Die Nigger Die!
- Author: H. Rap Brown
- Language: English
- Genre: Autobiography
- Publisher: Dial Press
- Publication date: 1969
- Publication place: United States
- Media type: Print (hardcover, paperback)
- Pages: 145 (first edition, hardback)
- ISBN: 978-1-55652-452-3 (reprint edition, hardback)

= Die Nigger Die! =

1969 book by H. Rap Brown

Die Nigger Die! is a 1969 political autobiography by the American political activist H. Rap Brown (later known as Jamil Abdullah al-Amin). The book was first released in the United States in 1969 (by Dial Press) and then in the United Kingdom in 1970 (by Allison & Busby). Brown describes his experiences as a young black civil rights activist and how they shaped his opinions of white America.
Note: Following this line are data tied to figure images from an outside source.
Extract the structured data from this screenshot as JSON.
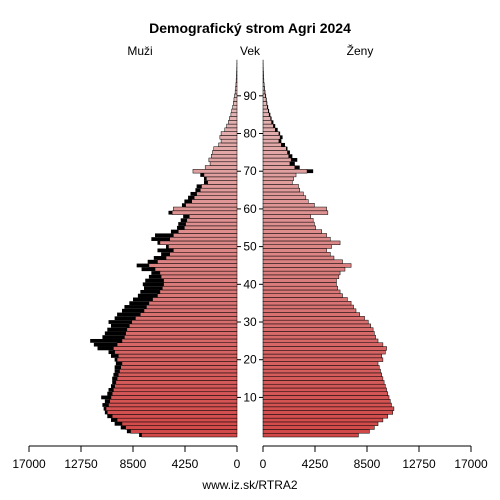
{
  "chart_data": {
    "type": "bar",
    "title": "Demografický strom Agri 2024",
    "left_label": "Muži",
    "center_label": "Vek",
    "right_label": "Ženy",
    "source": "www.iz.sk/RTRA2",
    "age_ticks": [
      "10",
      "20",
      "30",
      "40",
      "50",
      "60",
      "70",
      "80",
      "90"
    ],
    "age_tick_values": [
      10,
      20,
      30,
      40,
      50,
      60,
      70,
      80,
      90
    ],
    "x_ticks_left": [
      "17000",
      "12750",
      "8500",
      "4250",
      "0"
    ],
    "x_ticks_right": [
      "0",
      "4250",
      "8500",
      "12750",
      "17000"
    ],
    "x_tick_values": [
      17000,
      12750,
      8500,
      4250,
      0
    ],
    "xlim": [
      0,
      17000
    ],
    "ylim": [
      0,
      100
    ],
    "colors": {
      "male_young": "#d24848",
      "male_old": "#e8c6c6",
      "female_young": "#d24848",
      "female_old": "#e8c6c6",
      "surplus": "#000000",
      "outline": "#000000"
    },
    "ages": [
      0,
      1,
      2,
      3,
      4,
      5,
      6,
      7,
      8,
      9,
      10,
      11,
      12,
      13,
      14,
      15,
      16,
      17,
      18,
      19,
      20,
      21,
      22,
      23,
      24,
      25,
      26,
      27,
      28,
      29,
      30,
      31,
      32,
      33,
      34,
      35,
      36,
      37,
      38,
      39,
      40,
      41,
      42,
      43,
      44,
      45,
      46,
      47,
      48,
      49,
      50,
      51,
      52,
      53,
      54,
      55,
      56,
      57,
      58,
      59,
      60,
      61,
      62,
      63,
      64,
      65,
      66,
      67,
      68,
      69,
      70,
      71,
      72,
      73,
      74,
      75,
      76,
      77,
      78,
      79,
      80,
      81,
      82,
      83,
      84,
      85,
      86,
      87,
      88,
      89,
      90,
      91,
      92,
      93,
      94,
      95,
      96,
      97,
      98,
      99
    ],
    "male": [
      8000,
      9000,
      9500,
      10000,
      10300,
      10600,
      10800,
      10900,
      11000,
      10800,
      11100,
      10600,
      10500,
      10300,
      10200,
      10200,
      10100,
      10000,
      10000,
      9900,
      10000,
      10300,
      10500,
      11400,
      11700,
      12000,
      11000,
      10800,
      10600,
      10300,
      10500,
      10000,
      9800,
      9400,
      9200,
      8800,
      8500,
      8100,
      7900,
      7600,
      7700,
      7500,
      7200,
      7000,
      7800,
      8200,
      7300,
      6800,
      6200,
      6500,
      5800,
      6500,
      7000,
      6700,
      5400,
      4900,
      4800,
      4600,
      4400,
      5600,
      5200,
      4500,
      4300,
      4000,
      3800,
      3400,
      3300,
      2700,
      2700,
      3000,
      3600,
      2600,
      2200,
      2300,
      2100,
      2000,
      1900,
      1500,
      1300,
      1400,
      1300,
      1000,
      850,
      700,
      620,
      500,
      430,
      350,
      300,
      250,
      200,
      150,
      120,
      90,
      70,
      50,
      35,
      25,
      15,
      10
    ],
    "female": [
      7800,
      8700,
      9100,
      9400,
      9800,
      10200,
      10600,
      10700,
      10500,
      10400,
      10300,
      10200,
      10100,
      10000,
      9900,
      9800,
      9700,
      9600,
      9500,
      9400,
      9800,
      9700,
      10000,
      10100,
      9800,
      9400,
      9200,
      9100,
      9000,
      8800,
      8600,
      8300,
      7900,
      7600,
      7400,
      7200,
      6900,
      6500,
      6300,
      6100,
      6000,
      6000,
      6200,
      6300,
      6700,
      7200,
      6500,
      5800,
      5500,
      5200,
      5600,
      6300,
      5500,
      5200,
      4800,
      4300,
      4200,
      4100,
      3900,
      5300,
      5200,
      4200,
      3700,
      3500,
      3300,
      3000,
      2900,
      2400,
      2500,
      2700,
      4100,
      3000,
      2600,
      2800,
      2400,
      2200,
      2000,
      1800,
      1500,
      1600,
      1400,
      1200,
      1000,
      850,
      700,
      600,
      500,
      420,
      350,
      300,
      250,
      190,
      150,
      110,
      80,
      60,
      45,
      30,
      20,
      12
    ]
  }
}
He expresses his opinions on what he believes Black Americans need to do to break free from white oppression. As a chairman of the Student Nonviolent Coordinating Committee and from 1968 a member of the Black Panther Party, he was heavily involved with organizations that espoused a Black Power ideology.

After the subsequent conviction of Brown for murder in March 2002, the book was reprinted by Lawrence Hill Press with a foreword by Ekwueme Michael Thelwell.